After leaving university he travelled on the continent with his mother and continued to live with her at Weybridge and Abinger Hammer in Surrey until her death in 1945. His early novels, set in England and Italy, were praised by reviewers but did not sell in large quantities. It was Howards End (1910) that made him famous.
He travelled in Egypt, Germany and India with classicist G.L. Dickinson in 1914. Doing war work for the Red Cross in Egypt, in the winter of 1916-17, he met in Ramleh a tram conductor, Mohammed el-Adl, a youth of seventeen with whom he fell in love and who was to become one of the principal inspirations for his literary work. Mohammed died of tuberculosis in Alexandria in spring of 1922. After this loss, Forster was driven to keep the memory of the youth alive, and attempted to do so in the form of a book-length letter, preserved at King’s College, Cambridge. The letter begins with a quote, “Good-night, my lad, for nought’s eternal; No league of ours, for sure.” and concludes with the acknowledgement that the task of thus resurrecting their love is impossible.
He spent a second spell in India in the early 1920s as the private secretary to the Maharajah of Dewas state (senior branch). The Hill of Devi is his non-fictional account of this trip. After returning from India he completed A Passage to India (1924) which became his most famous and widely-translated novel.
He later had a happy relationship with a constable in the London Metropolitan Police, Bob Buckingham, developing a friendship with Buckingham’s wife May and including the two in his circle which also included the writer and editor of The Listener J.R. Ackerley, the psychologist W.J.H. Sprott and, for a time, the composer Benjamin Britten.
After the death of his mother, Forster accepted an honorary fellowship at King’s College, Cambridge and lived for the most part in the college doing relatively little. He died in Coventry at the home of the Buckinghams.
Key themes
Forster’s views as a secular humanist are at the heart of his work, which often features characters attempting to understand each other, in the words of Forster’s famous epigraph, across social barriers. His humanist views are expressed in the non-fictional essay “What I Believe”.
Forster’s two most noted works, A Passage to India and Howards End, explore the irreconcilability of class differences. Although considered by some to have less serious literary weight, A Room with a View is also notable as his most widely read and accessible work, remaining popular for the near century since its original publication. His 1914 novel Maurice, published posthumously in 1971, explores the possibility of reconciling class differences as part of a homosexual relationship.

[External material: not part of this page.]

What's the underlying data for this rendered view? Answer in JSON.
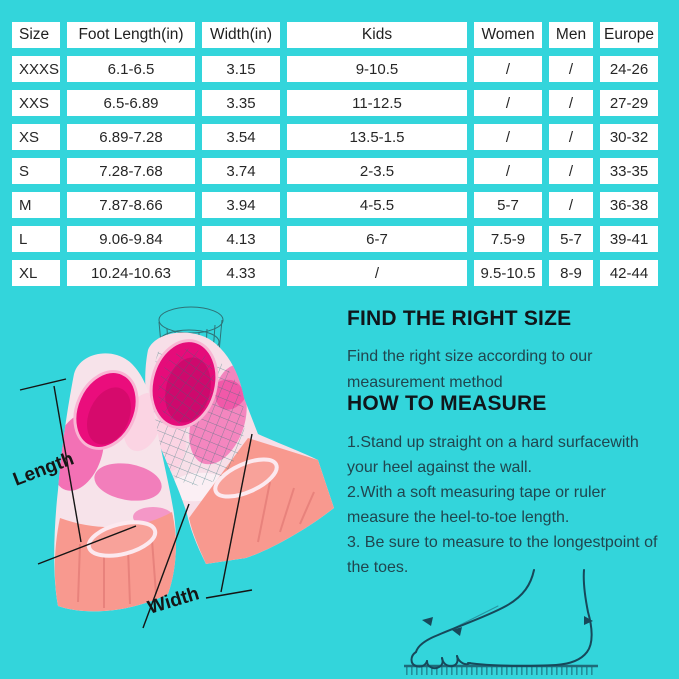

Sexuality is another key theme in Forster’s works and it has been argued that Forster’s writing can be characterized as progressing from heterosexual love to homosexual love. The foreword to Maurice expresses his struggle with his own homosexuality, while similar themes were explored in several volumes of homosexual-themed short stories. Forster’s explicitly homosexual writings, the novel Maurice and the short-story collection The Life to Come, were published shortly after his death and caused controversy.